Guillaume Chiasson : C’est un clin d’œil au premier album où l’on chantait en québécois. Ce que je veux dire par là, c’est qu’on n’essayait pas de chanter dans un français international, nous écrivions comme nous parlions dans notre quotidien. Le français poilu, pour nous, ce n’est pas un français aseptisé, c’est le slang, c’est l’accent et c’est ça que nous voulons assumer. Et cela est toujours présent dans le deuxième album, mais ce n’est pas aussi central qu’avec le premier.  

PAN M 360 : Selon le Larousse, un diorama est une peinture panoramique sur toile qui, présentée dans la noirceur, fait des jeux d’illusion avec la lumière et le mouvement. Pourquoi avoir intitulé ainsi ce deuxième projet? 

Guillaume Chiasson : Nous avions plutôt la définition d’un diorama comme étant une sorte de reconstitution, une maquette que l’on observe derrière une vitrine au musée. Étymologiquement, cela signifie « voir à travers ». Durant le confinement, nous avons écouté beaucoup de séries télévisées où l’on parlait de simulation, d’expérience scientifique reliée à la vie humaine. Cela nous a donné l’idée de ce diorama qui serait notre propre univers. Dans le contexte du confinement et de la création d’un album, ce concept allait à merveille avec ce qu’on voulait dire. 

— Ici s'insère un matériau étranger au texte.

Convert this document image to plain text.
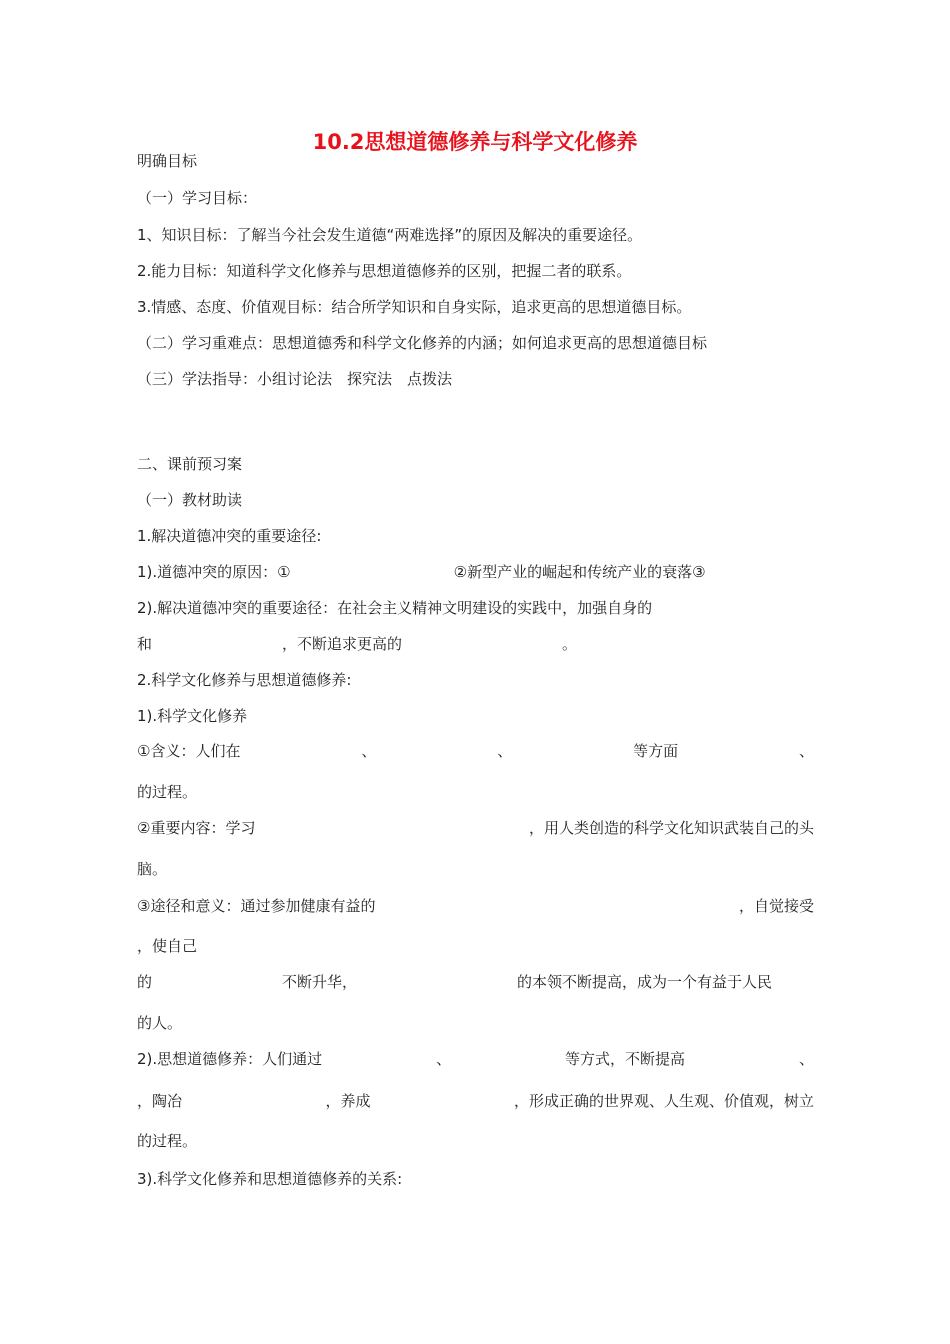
10.2思想道德修养与科学文化修养
明确目标
（一）学习目标：
1、知识目标：了解当今社会发生道德“两难选择”的原因及解决的重要途径。
2.能力目标：知道科学文化修养与思想道德修养的区别，把握二者的联系。
3.情感、态度、价值观目标：结合所学知识和自身实际，追求更高的思想道德目标。
（二）学习重难点：思想道德秀和科学文化修养的内涵；如何追求更高的思想道德目标
（三）学法指导：小组讨论法　探究法　点拨法
二、课前预习案
（一）教材助读
1.解决道德冲突的重要途径:
1).道德冲突的原因：①	②新型产业的崛起和传统产业的衰落③
2).解决道德冲突的重要途径：在社会主义精神文明建设的实践中，加强自身的
和	，不断追求更高的	。
2.科学文化修养与思想道德修养:
1).科学文化修养
①含义：人们在	、	、	等方面	、
的过程。
②重要内容：学习	，用人类创造的科学文化知识武装自己的头
脑。
③途径和意义：通过参加健康有益的	，自觉接受
，使自己
的	不断升华，	的本领不断提高，成为一个有益于人民
的人。
2).思想道德修养：人们通过	、	等方式，不断提高	、
，陶冶	，养成	，形成正确的世界观、人生观、价值观，树立
的过程。
3).科学文化修养和思想道德修养的关系:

PAN M 360 : À la sortie de votre premier album, on vous a qualifié de supergroupe! Comment recevez-vous ce titre? Êtes-vous d’accord? 
Guillaume Chiasson : Ce n’est pas un terme que nous affectionnons particulièrement et nous ne le crions pas fort, par peur d’avoir l’air péteux de broue… Je comprends ce que ça peut vouloir dire dans la mesure où nous avons tous.tes participé à nos propres projets, mais… après ça, nous ne dirons jamais ça de nous-mêmes! Nous laisserons les gens juger si nous sommes véritablement un supergroupe.